Mandy's Musings

Mandy's Musings

Monday, 9 July 2012

An Interview with Cathie Dunn




Today I am delighted to have the wonderful Cathie Dunn, historical fiction and romantic suspense author over for a chat.

Welcome, Cathie, can you tell us what or who inspires your writing?

Thank you, Mandy, for hosting me today. I’m thrilled to be here.

From an early age onwards, I’ve devoured books. I was a huge fan of Enid Blyton’s Famous Five and Adventure series and loved Astrid Lindgren’s Pippi Longstocking (and her independence). Their books inspired my love of adventures.

Later, I discovered the romantic suspense novels of Victoria Holt and Barbara Erskine, the dramatic novels of Daphne du Maurier and the wonderfully exotic historical novels by M M Kaye. By that time, I knew I wanted to write, and historical and romantic suspense / adventure was to be ‘my’ genre.

Have you always written or is it a more recent development?

I started jotting down ‘ideas’ in my late teens, half-hearted attempts that ended up in a drawer. I nagged my mother into buying me a used typewriter and the stories developed. For many years, I didn’t do much more about them, until, in my late 20s, I started all over again. Since then, I’ve completed a Creative Writing course at Lancaster University, as well as short historical courses at other universities. I joined writing and critique groups and learned the value of peer feedback and support, and their brutal honesty. It helped hone my skills in terms of both writing and critical editing.

Which do you enjoy most and why, historical fiction or romantic suspense?

I love both, in different ways, both as a writer and reader. Historical fiction allows you to focus primarily on historical events - both real and fictional. I love writing about political issues, battles and campaigns; I find them fascinating to research. My favourite authors in that field are Sharon Penman and Elizabeth Chadwick.

In romantic suspense, you focus less on the secondary events, but instead on the characters and the intrigue. As a reader, you ‘feel’ the story more, you sense the tension, you experience what the characters go through. You find yourself reading faster and faster, keen to get through it to know what’s about to happen. In writing romantic suspense, you ‘show’ more than you do in generic historical fiction.

Your most recent work is the romantic suspense novella Silent Deception, can you tell us a little about that and where it's available?

Back in early May, I spotted a call for submissions for suspense novellas from a major romance publisher. The deadline was two weeks later. I took the challenge.

Trying my best, I managed a first draft in that time, but it wasn’t anywhere near the standard I’d wanted to submit. So I decided to self-publish the novella, re-wrote it, ran it past my critique partners who duly tore it to shreds, and eventually I ended up with a version I was happy with.

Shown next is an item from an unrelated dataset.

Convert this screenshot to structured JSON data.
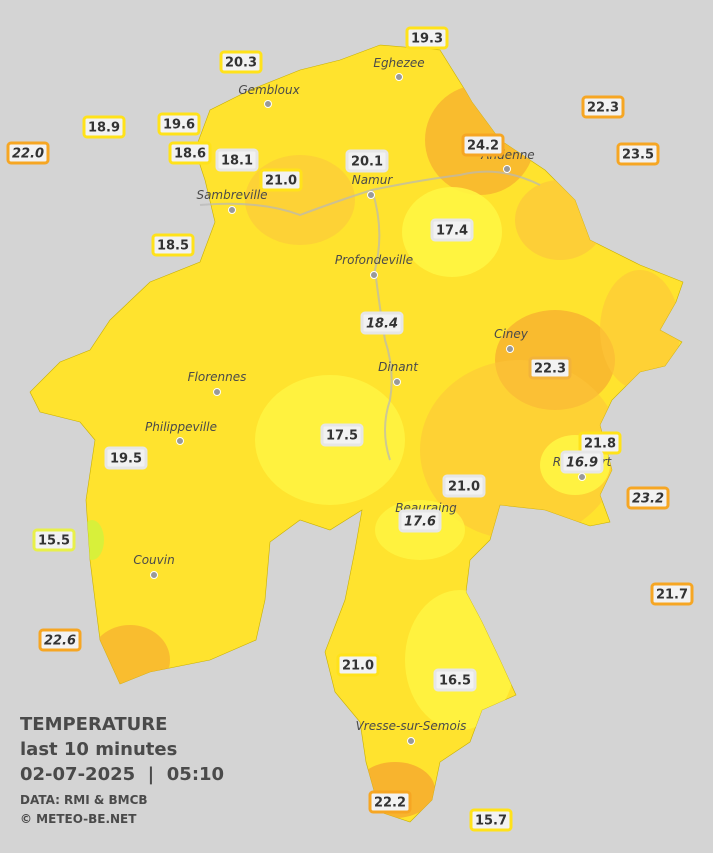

Silent Deception is a romantic suspense set in Victoria Cornwall, the first time I used a location I haven’t visited. Yet. The novella is currently available as an ebook on Amazon only.

What is the most useful piece of advice you have ever been given in life, regarding writing or anything else?

What an interesting question. I think it would be: ‘Be true to yourself.’ This can be taken both for life in general as well as for writing.

I’ve seen writers change their style to try fit into a specific publisher’s box, only to fail again and again. Sometimes, you can’t force it. If it doesn’t sound like your natural voice, it doesn’t ring true. Go back, start again, and listen to your intuition. Often, writers can find their inspiration again and discover a small change can make a difference.

What is the one piece of useful advice you would give to an aspiring writer?

Don’t give up! This business can break you, so you’ll need to develop a thick skin. (I know, easier said than done. I’ve been there.) Not finding the right publisher, low sales, poor reviews all put a damper on our feeling of proud achievement as our book is released.

Provided you novel is well-written, edited many times over, proofread, with a quality cover and interesting plot, you should not feel bad about it at all. It’s an incredible feat, so continue to feel proud about it.

Over the years, I’ve heard many writer friends ask: ‘What’s the point? I might just as well give up.’
My response to that is: ‘You love to write? People enjoy to read your books? Then that’s all that matters.’

Are you working on anything at the moment?

I’m currently working on two projects. One is a medieval Scottish romance novella, the other a full-length contemporary suspense set in Idaho, US. Switching from historical to contemporary has its challenges, but I’m ready to face them. And then, of course, I must get to the sequel to Dark Deceit.

Busy days and nights ahead.

Thanks so much for stopping by, Cathie!

 Thanks very much for having me here today.